Saturday 4 May 2013

Seismic Survey Ship VANTAGE

I could be wrong but I thought when people take a winter Caribbean cruise, they do it to relax and bank rays by the pool, schmooze with the ship captain at dinner and try their luck at the casino or in a game of shuffleboard. WRONG-O!! - for John & Carmel from up at Paterson Lake and Kevin from nearby Stittsville who have all done a wonderful job snapping shots of some pretty interesting boats during their cruise last February. Another great example is seismic survey ship VANTAGE that John (or maybe Carmel) snapped while their ship, CARIBBEAN PRINCESS was docked in Oranjestad, Aruba. Owned by CGGVeritas, the 307' VANTAGE is a Viking-class high-capacity 3D seismic vessel. No, 3D glasses are not required for viewing this great looking ship with a helipad large enough for Super Puma and Sikorsky's S-92 helicopters. And neither does this ship head out looking for earthquakes, but instead seismic surveys are used to locate and estimate the size of offshore oil and gas reserves. To carry out such surveys, ships like the VANTAGE tow multiple air-gun arrays that emit thousands of high-decibel impulses to map the seafloor. Built in Bergen, Norway in 2002, the VANTAGE can tow ten streamers of 6,000 metres ideally suited for 3D & 4D surveys. She is also equipped with advanced integrated geophysical acquisitions and inboard processing systems. 

Pretty complicated stuff for a neophyte like myself but according to a recent Associated Press article, many island countries in the Caribbean are very keen on obtaining a 'black-gold bonanza' if a rich offshore deposit can be found. Such a find would ease import demand and diversifying their economies. Apparently Cuba is especially concerned because with Hugo Chavez recently deceased, there's been threats that the preferential terms provided by Venezuela's PetroCaribe program could be cancelled under the new regime. Currently Cuba is providing doctors and teachers in exchange for Venezuelan crude that's refined across from Old Havana. However oil refining can also be done in Trinidad and Tobago which is much loser to Venezuela than Cuba.

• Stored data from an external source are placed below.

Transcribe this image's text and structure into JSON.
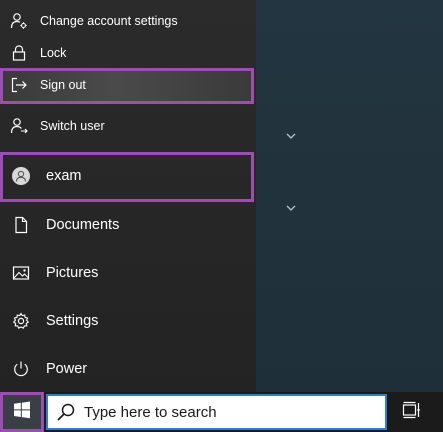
{
  "account_menu": {
    "change_settings": "Change account settings",
    "lock": "Lock",
    "sign_out": "Sign out",
    "switch_user": "Switch user"
  },
  "user": {
    "name": "exam"
  },
  "start_items": {
    "documents": "Documents",
    "pictures": "Pictures",
    "settings": "Settings",
    "power": "Power"
  },
  "taskbar": {
    "search_placeholder": "Type here to search"
  },
  "colors": {
    "highlight": "#9b4fb2",
    "search_border": "#2d7fd3"
  },
  "icons": [
    "user-gear-icon",
    "lock-icon",
    "sign-out-icon",
    "switch-user-icon",
    "avatar-icon",
    "document-icon",
    "pictures-icon",
    "settings-gear-icon",
    "power-icon",
    "windows-logo-icon",
    "search-icon",
    "task-view-icon",
    "chevron-down-icon"
  ]
}
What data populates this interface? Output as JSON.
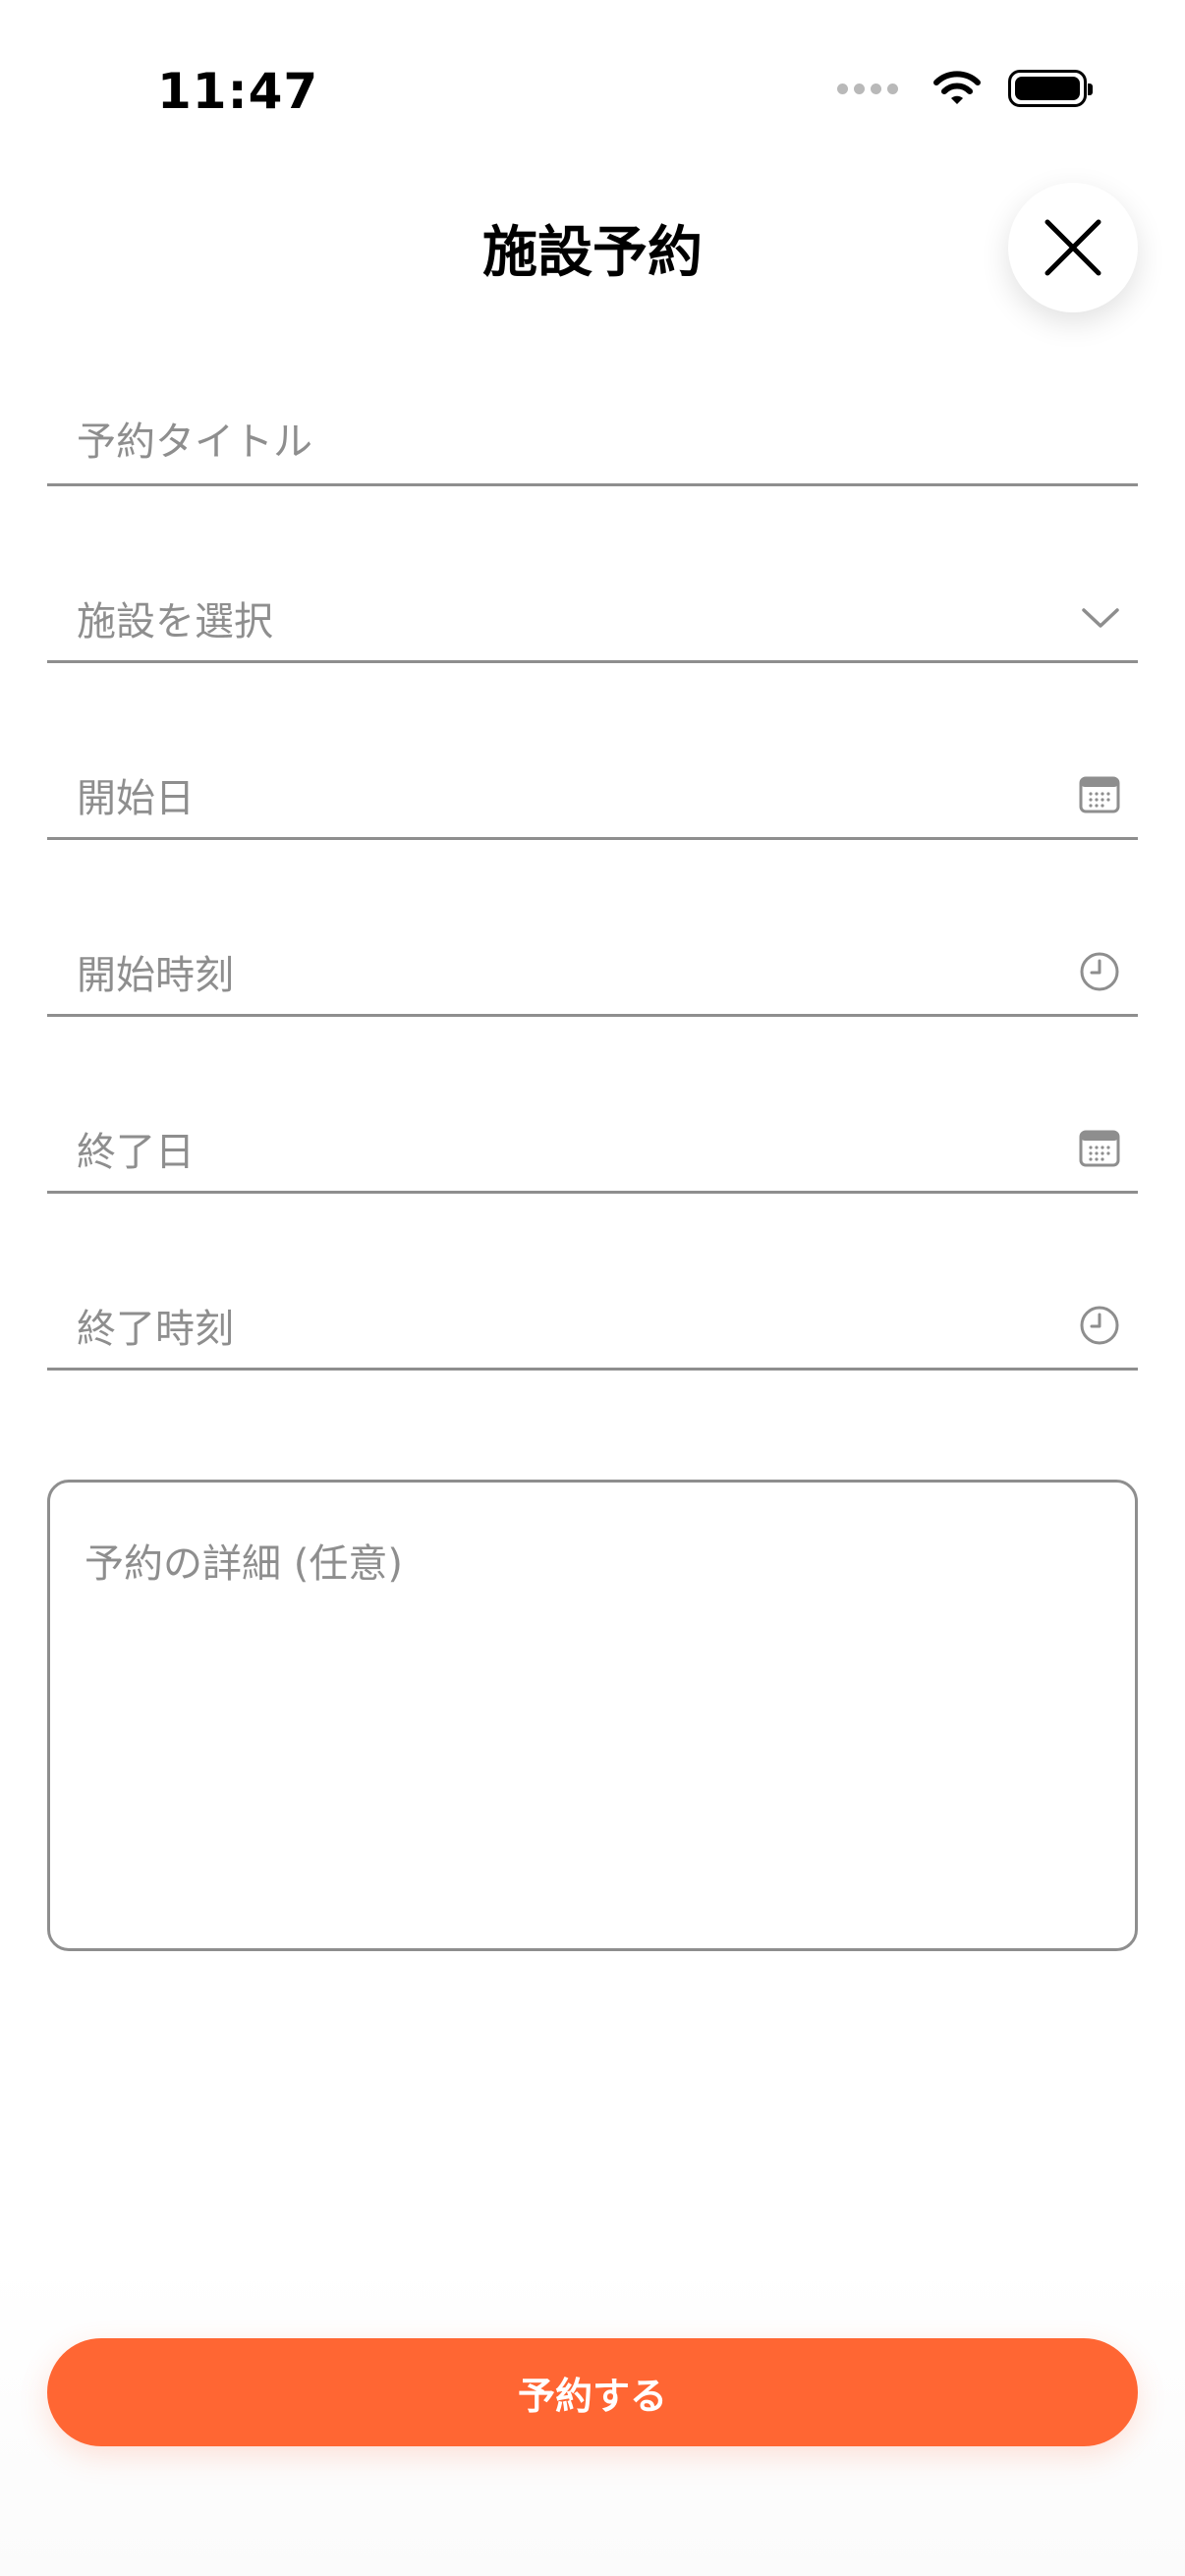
{
  "status_bar": {
    "time": "11:47",
    "icons": [
      "signal-icon",
      "wifi-icon",
      "battery-icon"
    ]
  },
  "header": {
    "title": "施設予約",
    "close_icon": "close-icon"
  },
  "form": {
    "title_placeholder": "予約タイトル",
    "facility_placeholder": "施設を選択",
    "start_date_placeholder": "開始日",
    "start_time_placeholder": "開始時刻",
    "end_date_placeholder": "終了日",
    "end_time_placeholder": "終了時刻",
    "details_placeholder": "予約の詳細 (任意)"
  },
  "actions": {
    "submit_label": "予約する"
  },
  "colors": {
    "accent": "#ff6633",
    "field_gray": "#8e8e8e"
  }
}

Though the air may not be cleaner or easier to breathe anytime soon for Cubans living in the high-rise apartments east of the Havana refinery (below), their lively-hood may be very much at risk if Cuba's pristine beaches that draws millions of European and Canadian tourists annually, becomes cluttered with oil rig platforms or blacked from a big spill. And who needs that when you already have so little. 

1 comment:

  1. Thanks for explaining how this ship works. It is so nice to see what a modern ship would look like with the wheelhouse back on the bow.